Qantas originally planned three to four weekly Perth–Rome flights during the 2026 season. It temporarily increased the route to daily service from mid-April through late July as it reorganized its international network in response to Middle East conflict and strong European demand.

The airline has carried more than 70,000 passengers on the route since its 2022 launch and added nearly 10,000 seats to its original 2026 plan.

Those results support the broader Project Sunrise business case, particularly the belief that passengers value avoiding an overseas connection.

They do not recreate the technical or human demands of flying nonstop from Sydney Kingsford Smith Airport (SYD) to London Heathrow Airport (LHR).

Qantas’ formal Project Sunrise research consisted of three lightly loaded Boeing 787-9 flights from London and New York to Sydney in 2019. Airbus is now conducting the aircraft certification campaign with an instrumented A350-1000ULR that first flew on June 2, 2026.

The specialized Airbus will carry 238 passengers—only two more than Qantas’ 787-9—but will include six First suites, 52 Business suites, 40 Premium Economy seats, 140 Economy and Economy Plus seats, and a purpose-built Wellbeing Zone.

Qantas plans to begin Sydney–London service in October 2027, with tickets scheduled to go on sale in February.

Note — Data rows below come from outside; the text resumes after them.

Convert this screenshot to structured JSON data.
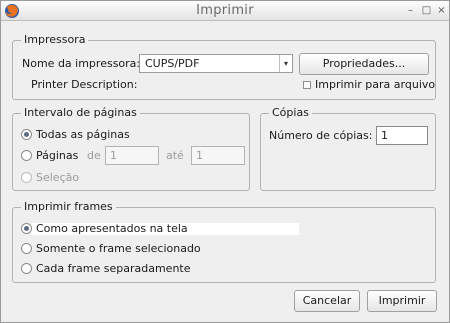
{
  "window": {
    "title": "Imprimir"
  },
  "titlebar_buttons": {
    "minimize": "–",
    "maximize": "□",
    "close": "×"
  },
  "printer": {
    "legend": "Impressora",
    "name_label": "Nome da impressora:",
    "name_value": "CUPS/PDF",
    "properties_button": "Propriedades...",
    "description_label": "Printer Description:",
    "print_to_file": "Imprimir para arquivo"
  },
  "range": {
    "legend": "Intervalo de páginas",
    "all_pages": "Todas as páginas",
    "pages": "Páginas",
    "from_label": "de",
    "from_value": "1",
    "to_label": "até",
    "to_value": "1",
    "selection": "Seleção"
  },
  "copies": {
    "legend": "Cópias",
    "count_label": "Número de cópias:",
    "count_value": "1"
  },
  "frames": {
    "legend": "Imprimir frames",
    "as_displayed": "Como apresentados na tela",
    "selected_frame": "Somente o frame selecionado",
    "each_frame": "Cada frame separadamente"
  },
  "actions": {
    "cancel": "Cancelar",
    "print": "Imprimir"
  },
  "icons": {
    "app": "firefox-icon"
  }
}
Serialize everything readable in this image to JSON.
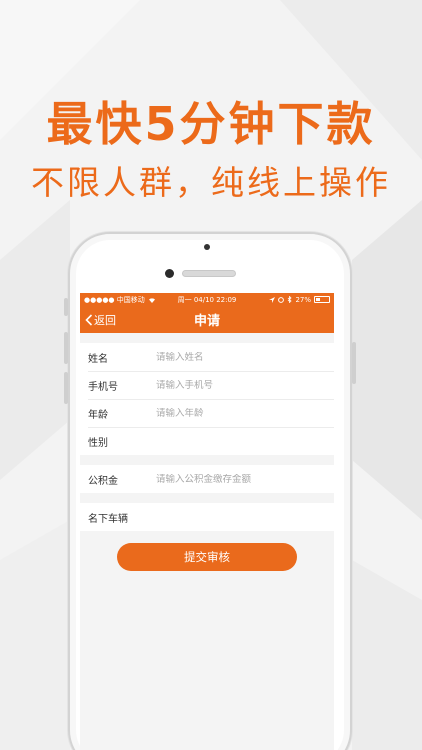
{
  "promo": {
    "headline": "最快5分钟下款",
    "subline": "不限人群，纯线上操作"
  },
  "status_bar": {
    "carrier": "●●●●● 中国移动",
    "time": "周一 04/10 22:09",
    "battery": "27%"
  },
  "nav": {
    "back_label": "返回",
    "title": "申请"
  },
  "form": {
    "group1": [
      {
        "label": "姓名",
        "placeholder": "请输入姓名"
      },
      {
        "label": "手机号",
        "placeholder": "请输入手机号"
      },
      {
        "label": "年龄",
        "placeholder": "请输入年龄"
      },
      {
        "label": "性别",
        "placeholder": ""
      }
    ],
    "group2": [
      {
        "label": "公积金",
        "placeholder": "请输入公积金缴存金额"
      }
    ],
    "group3": [
      {
        "label": "名下车辆",
        "placeholder": ""
      }
    ],
    "submit_label": "提交审核"
  },
  "colors": {
    "accent": "#ea6a1c",
    "headline": "#ec6a1a",
    "background": "#f3f3f3"
  }
}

Sydney–New York will follow.

Perth–Rome cannot prove that every secondary European city will support a nonstop flight from Sydney. Rome is seasonal and leisure-heavy, while Project Sunrise must generate substantial premium revenue to cover the cost of an aircraft remaining airborne for as long as 22 hours.

What the route does prove is that Qantas’ nonstop strategy resonates with travelers. Passengers are willing to cross Australia, board a low-density long-range aircraft, and remain onboard for most of a day when the result is a simpler trip to Europe.

Perth–Rome is not the Project Sunrise dress rehearsal. It is one of the strongest commercial signals that the main event may work.